Tested platform : Xeon Phi™ 7210 ( 1.3Ghz, 64 Cores ) with 96GB RAM, CentOS 7.2

1. Caffe* provides its own timing option for example : 

./build/tools/caffe time \
    --model=examples/cifar10/cifar10_full_sigmoid_train_test_bn.prototxt \
    -iterations 1000

2. Intel® VTune™ Amplifier :  Intel® VTune™ Amplifier is a powerful profiling tool that provides advanced CPU profiling features with a modern analysis interface.  https://software.intel.com/en-us/intel-vtune-amplifier-xe

 

 

How to Install BVLC Caffe*

Please refer the BVLC Caffe project web page for installation : http://caffe.berkeleyvision.org/installation.html

If you have Intel® MKL installed on your system, it is better using MKL as BLAS library. 

In your Makefile.config , choose BLAS := mkl and specify MKL address. ( The default set is BLAS := atlas )

In our test, we kept all configurations as they are specified as default except the CPU only option. 

 

Test example

In this article, we will use 'Cifar 10' example included in Caffe* package as default. 

You can refer BVLC Caffe project page for detail information about this exmaple : http://caffe.berkeleyvision.org/gathered/examples/cifar10.html

You can simply run the training example of Cifar 10 as the following : 

cd $CAFFE_ROOT
./data/cifar10/get_cifar10.sh
./examples/cifar10/create_cifar10.sh
./examples/cifar10/train_full_sigmoid_bn.sh

First, we will try the Caffe's own benchmark method to obtain its performance results as the following:

./build/tools/caffe time \
    --model=examples/cifar10/cifar10_full_sigmoid_train_test_bn.prototxt \
    -iterations 1000

as results, we got the layer-by-layer forward and backward propagation time. The command above measure the time each forward and backward pass over a batch f images. At the end it shows the average execution time per iteration for 1,000 iterations per layer and for the entire calculation. 

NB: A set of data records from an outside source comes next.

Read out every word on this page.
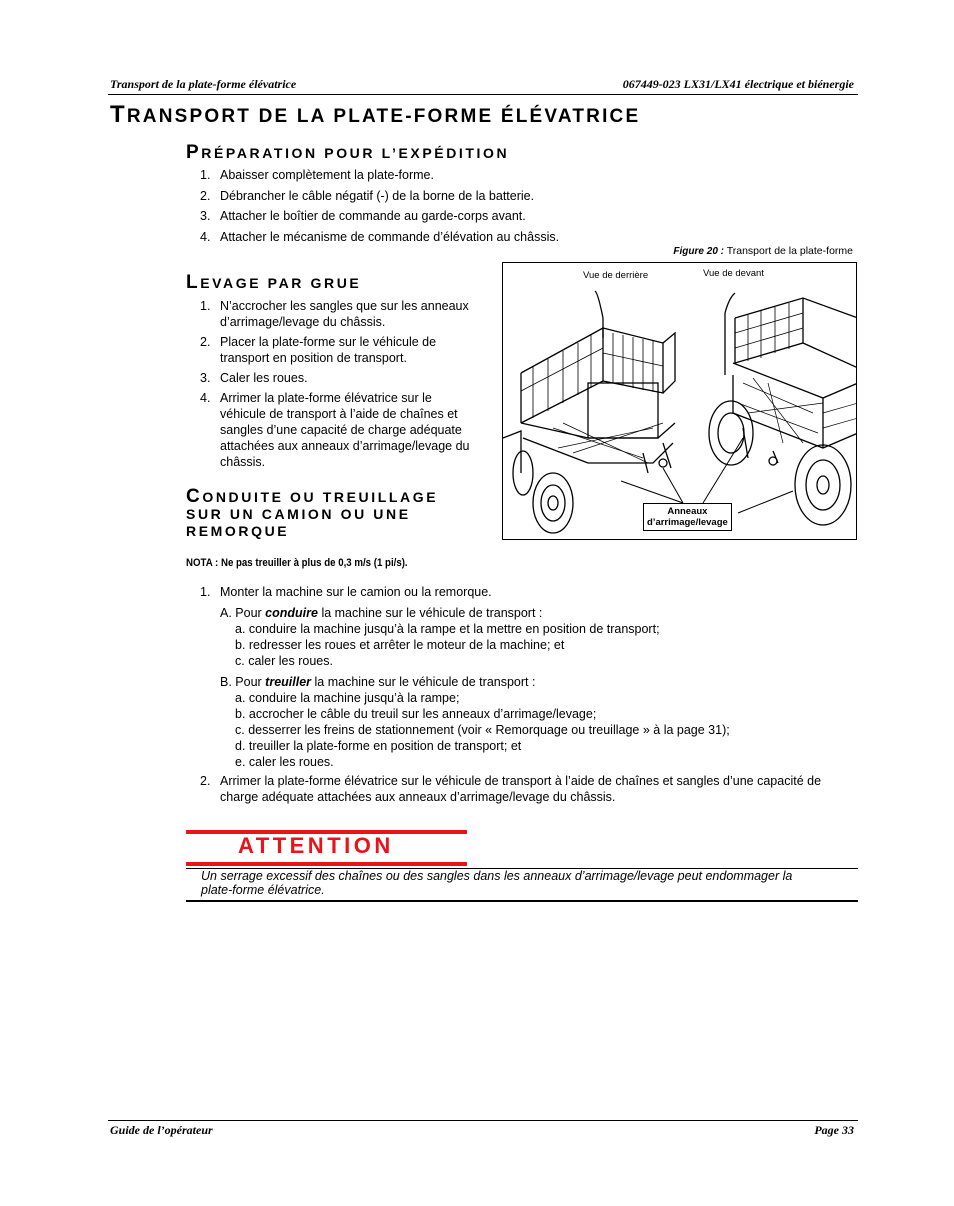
Transport de la plate-forme élévatrice	067449-023 LX31/LX41 électrique et biénergie
TRANSPORT DE LA PLATE-FORME ÉLÉVATRICE
PRÉPARATION POUR L’EXPÉDITION
1. Abaisser complètement la plate-forme.
2. Débrancher le câble négatif (-) de la borne de la batterie.
3. Attacher le boîtier de commande au garde-corps avant.
4. Attacher le mécanisme de commande d’élévation au châssis.
Figure 20 : Transport de la plate-forme
Vue de derrière	Vue de devant
Anneaux
d’arrimage/levage
LEVAGE PAR GRUE
1. N’accrocher les sangles que sur les anneaux
d’arrimage/levage du châssis.
2. Placer la plate-forme sur le véhicule de
transport en position de transport.
3. Caler les roues.
4. Arrimer la plate-forme élévatrice sur le
véhicule de transport à l’aide de chaînes et
sangles d’une capacité de charge adéquate
attachées aux anneaux d’arrimage/levage du
châssis.
CONDUITE OU TREUILLAGE
SUR UN CAMION OU UNE
REMORQUE
NOTA : Ne pas treuiller à plus de 0,3 m/s (1 pi/s).
1. Monter la machine sur le camion ou la remorque.
A. Pour conduire la machine sur le véhicule de transport :
a. conduire la machine jusqu’à la rampe et la mettre en position de transport;
b. redresser les roues et arrêter le moteur de la machine; et
c. caler les roues.
B. Pour treuiller la machine sur le véhicule de transport :
a. conduire la machine jusqu’à la rampe;
b. accrocher le câble du treuil sur les anneaux d’arrimage/levage;
c. desserrer les freins de stationnement (voir « Remorquage ou treuillage » à la page 31);
d. treuiller la plate-forme en position de transport; et
e. caler les roues.
2. Arrimer la plate-forme élévatrice sur le véhicule de transport à l’aide de chaînes et sangles d’une capacité de
charge adéquate attachées aux anneaux d’arrimage/levage du châssis.
ATTENTION
Un serrage excessif des chaînes ou des sangles dans les anneaux d’arrimage/levage peut endommager la
plate-forme élévatrice.
Guide de l’opérateur	Page 33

This test was run on Xeon Phi™ 7210 ( 1.3Ghz, 64 Cores ) with 96GB RAM of DDR4 installed with CentOS 7.2.

The numbers in the above results will be compared later with the results of Intel® Optimized Caffe*. 

Before that, let's take a look at the VTune™ results also to observe the behave of Caffe* in detail. 

 

VTune Profiling

Intel® VTune™ Amplifier is a modern processor performance profiler that is capable of analyzing top hotspots quickly and helping tuning your target application. You can find the details of Intel® VTune™ Amplifier from the following link :

Intel® VTune™ Amplifier : https://software.intel.com/en-us/intel-vtune-amplifier-xe

We used Intel® VTune™ Amplifier in this article to find the function with the highest total CPU utilization time. Also, how OpenMP threads are working. 

 

VTune result analysis

 

What we can see here is some functions listed on the left side of the screen which are taking the most of the CPU time. They are called 'hotspots' and can be the target functions for performance optimization. 

In this case, we will focus on 'caffe::im2col_cpu<float>' function as a optimization candidate. 

'im2col_cpu<float>' is one of the steps in performing direct convolution as a GEMM operation for using highly optimized BLAS libraries. This function took the largest CPU resource in our test of training Cifar 10 model using BVLC Caffe*. 

Let's take a look at the threads behaviors of this function. In VTune™, you can choose a function and filter other workloads out to observe only the workloads of the specified function. 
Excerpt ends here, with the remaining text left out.